À 20 ans, il avait déménagé à Bangkok, la capitale de la Thaïlande, où il a fondé une société de distribution de produits pharmaceutiques et de fabrication et a investi dans des terres, a-t-il déclaré aux intervieweurs. Ces entreprises, dira-t-il plus tard, étaient les principales sources de sa richesse. Il est également devenu un passionné de musculation, a créé une salle de sport et entraîné des champions de Thaïlande et du Cambodge. Il était un invité fréquent des somptueux dîners de l'élite de Bangkok.

La passion qui allait définir sa vie, cependant, était ailleurs. Il avait environ 26 ans lorsqu'il a acheté sa première relique khmère – une statue en grès de 61 cm représentant un torse féminin – pour 700 $ dans un quartier de Bangkok connu sous le nom de « Marché des voleurs ». Il n'avait ni pieds ni bras, mais Latchford était tombé amoureux, a-t-il déclaré dans une interview au Bangkok Post.

Les reliques sont devenues une fascination pour la vie.
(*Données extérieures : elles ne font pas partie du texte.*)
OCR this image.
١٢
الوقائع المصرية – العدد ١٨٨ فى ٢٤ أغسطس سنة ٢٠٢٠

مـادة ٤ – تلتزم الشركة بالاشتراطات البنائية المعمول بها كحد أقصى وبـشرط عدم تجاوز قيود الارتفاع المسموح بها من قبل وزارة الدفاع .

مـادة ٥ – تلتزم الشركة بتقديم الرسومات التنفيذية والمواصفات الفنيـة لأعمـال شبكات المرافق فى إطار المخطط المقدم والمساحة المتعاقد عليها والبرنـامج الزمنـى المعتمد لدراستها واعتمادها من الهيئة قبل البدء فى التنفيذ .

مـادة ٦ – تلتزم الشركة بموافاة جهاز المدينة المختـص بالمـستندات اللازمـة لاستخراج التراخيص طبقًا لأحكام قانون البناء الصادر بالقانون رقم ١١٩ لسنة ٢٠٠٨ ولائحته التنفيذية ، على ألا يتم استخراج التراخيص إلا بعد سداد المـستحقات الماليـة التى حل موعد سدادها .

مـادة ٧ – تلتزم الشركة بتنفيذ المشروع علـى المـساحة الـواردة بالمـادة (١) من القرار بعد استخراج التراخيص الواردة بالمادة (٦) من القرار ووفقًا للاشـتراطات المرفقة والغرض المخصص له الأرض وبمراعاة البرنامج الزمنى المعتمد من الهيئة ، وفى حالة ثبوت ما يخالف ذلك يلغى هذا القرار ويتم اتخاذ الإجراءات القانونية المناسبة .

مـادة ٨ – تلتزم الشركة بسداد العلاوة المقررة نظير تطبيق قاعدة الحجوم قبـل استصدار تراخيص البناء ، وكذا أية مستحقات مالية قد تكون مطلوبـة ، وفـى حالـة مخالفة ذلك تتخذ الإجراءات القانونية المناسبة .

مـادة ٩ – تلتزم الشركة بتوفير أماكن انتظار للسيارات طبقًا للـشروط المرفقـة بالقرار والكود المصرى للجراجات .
Avec Emma C. Bunker, professeur d'histoire de l'art asiatique, il a écrit trois livres sur les antiquités khmères. Des institutions d'art et des galeries de premier plan ont fait appel à lui pour identifier les acquisitions khmères. Il a fait don de reliques khmères à des musées du monde entier et s'est vanté de les vendre aux Rockefeller. En 2008, il a reçu l'équivalent du titre de chevalier du vice-premier ministre du Cambodge pour ses dons au musée national du pays.

C'était une véritable obsession, selon des amis.

“La collection est vraiment une sorte de maladie”, a déclaré Angus Forsyth, un collectionneur et avocat de Hong Kong qui a participé à quelques voyages en hélicoptère organisés par Latchford dans la jungle. « Ceux qui sont atteints de la maladie aiment trouver d'autres malades. »

L'engouement de Latchford pour les œuvres d'art khmères a coïncidé avec un marché dynamique pour les antiquités pillées au Cambodge et en Thaïlande et au Laos voisins. Les trois pays faisaient partie de l'empire khmer, qui a prospéré du IXe au XVe siècle.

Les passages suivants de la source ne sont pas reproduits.